Zitah wanted to stay in Kibera where she had family and knew the community. Apogee rented Zitah a home and relocated her three sisters and Mary, who would act as their immediate guardian, to Kibera where they were finally reunited. I spoke to the girls the day they all made it to their new home in Kibera, they were crying from happiness and their relief was palpable. The girls were all put into school and extra tutoring was arranged for the girls to catch up on the years they had missed. Apogee pays their schools directly for their education and provides a small amount of money for food and clothing and books each month, plenty to live comfortably on but not enough to arouse jealously within Kibera.
Apogee also donated a school bus to Friscoh’s school and helps with various projects within Kibera. The girls know they are incredibly lucky to have the help and give back in wonderful ways. The youngest have focused on school and are doing very well. They have improved the fastest, Friscoh and Purity are in the top 30 percent of their classes and Zitah is studying communications at a University in Nairobi to follow her dream of becoming a broadcast journalist. She starts an internship program at the end of this school year. As I mentioned before, Zitah mentors over thirty children in her community on weekends and Lucy has begun to help her with the group. Lucy’s education is coming along slowly but her spirit has improved considerably. No longer a burden to her family she finally has the opportunity to think about what she wants to do with her life, an option she took a while accepting. She has also improved dramatically in school.

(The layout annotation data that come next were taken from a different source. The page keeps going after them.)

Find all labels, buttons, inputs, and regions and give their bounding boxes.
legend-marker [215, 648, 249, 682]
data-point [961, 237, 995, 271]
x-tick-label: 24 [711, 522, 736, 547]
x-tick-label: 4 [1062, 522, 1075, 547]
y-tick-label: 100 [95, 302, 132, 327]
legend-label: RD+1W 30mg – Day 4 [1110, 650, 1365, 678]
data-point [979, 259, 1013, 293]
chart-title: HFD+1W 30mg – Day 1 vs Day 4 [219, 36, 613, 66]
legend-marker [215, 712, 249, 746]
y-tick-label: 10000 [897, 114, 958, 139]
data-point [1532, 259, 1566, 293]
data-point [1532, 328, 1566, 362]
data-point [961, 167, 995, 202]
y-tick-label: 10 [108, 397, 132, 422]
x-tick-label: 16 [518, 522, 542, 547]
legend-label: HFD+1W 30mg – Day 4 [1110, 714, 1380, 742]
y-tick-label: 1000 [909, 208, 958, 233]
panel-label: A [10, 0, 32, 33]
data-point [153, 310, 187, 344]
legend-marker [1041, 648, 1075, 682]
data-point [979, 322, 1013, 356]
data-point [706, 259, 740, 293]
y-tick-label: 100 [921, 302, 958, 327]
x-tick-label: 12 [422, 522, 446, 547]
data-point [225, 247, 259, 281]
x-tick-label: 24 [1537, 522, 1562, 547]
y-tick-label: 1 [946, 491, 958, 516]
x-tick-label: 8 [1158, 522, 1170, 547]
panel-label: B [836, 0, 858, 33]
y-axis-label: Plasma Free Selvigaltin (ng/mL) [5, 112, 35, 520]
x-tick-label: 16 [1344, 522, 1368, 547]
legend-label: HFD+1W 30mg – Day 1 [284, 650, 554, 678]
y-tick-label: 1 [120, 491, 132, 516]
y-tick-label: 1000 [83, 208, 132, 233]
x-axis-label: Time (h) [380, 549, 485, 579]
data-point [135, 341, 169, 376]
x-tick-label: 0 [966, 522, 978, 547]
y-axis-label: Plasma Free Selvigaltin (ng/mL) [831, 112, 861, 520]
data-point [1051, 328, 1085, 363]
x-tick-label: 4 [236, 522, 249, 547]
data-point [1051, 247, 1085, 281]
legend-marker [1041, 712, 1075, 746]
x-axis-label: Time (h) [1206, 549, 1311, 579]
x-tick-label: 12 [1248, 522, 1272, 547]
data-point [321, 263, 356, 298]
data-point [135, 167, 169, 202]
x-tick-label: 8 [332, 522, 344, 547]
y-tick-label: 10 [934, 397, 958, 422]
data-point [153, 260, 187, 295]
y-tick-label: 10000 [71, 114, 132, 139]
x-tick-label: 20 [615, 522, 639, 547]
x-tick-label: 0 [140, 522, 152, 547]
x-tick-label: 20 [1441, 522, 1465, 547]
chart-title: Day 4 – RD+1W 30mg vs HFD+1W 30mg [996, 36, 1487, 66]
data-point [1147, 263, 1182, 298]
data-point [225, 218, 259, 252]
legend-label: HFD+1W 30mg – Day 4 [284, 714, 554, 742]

I have attached letters from the girls we received below. Thank you for taking the time to read about the girls and learn a little bit about Kibera. It is Apogee’s hope that the help we are affording them will in turn allow the girls to help their community directly because as wonderful as it feels to witness their improvement in happiness and health it is even more powerful and exciting to see what they will do with it. The girls refer to me as their “big sister.” I’m honored to work for a company that takes philanthropy so personally. It is our wonderful staff, engineers and customers like you that allow this good work to continue. Thank you for supporting Apogee Electronics.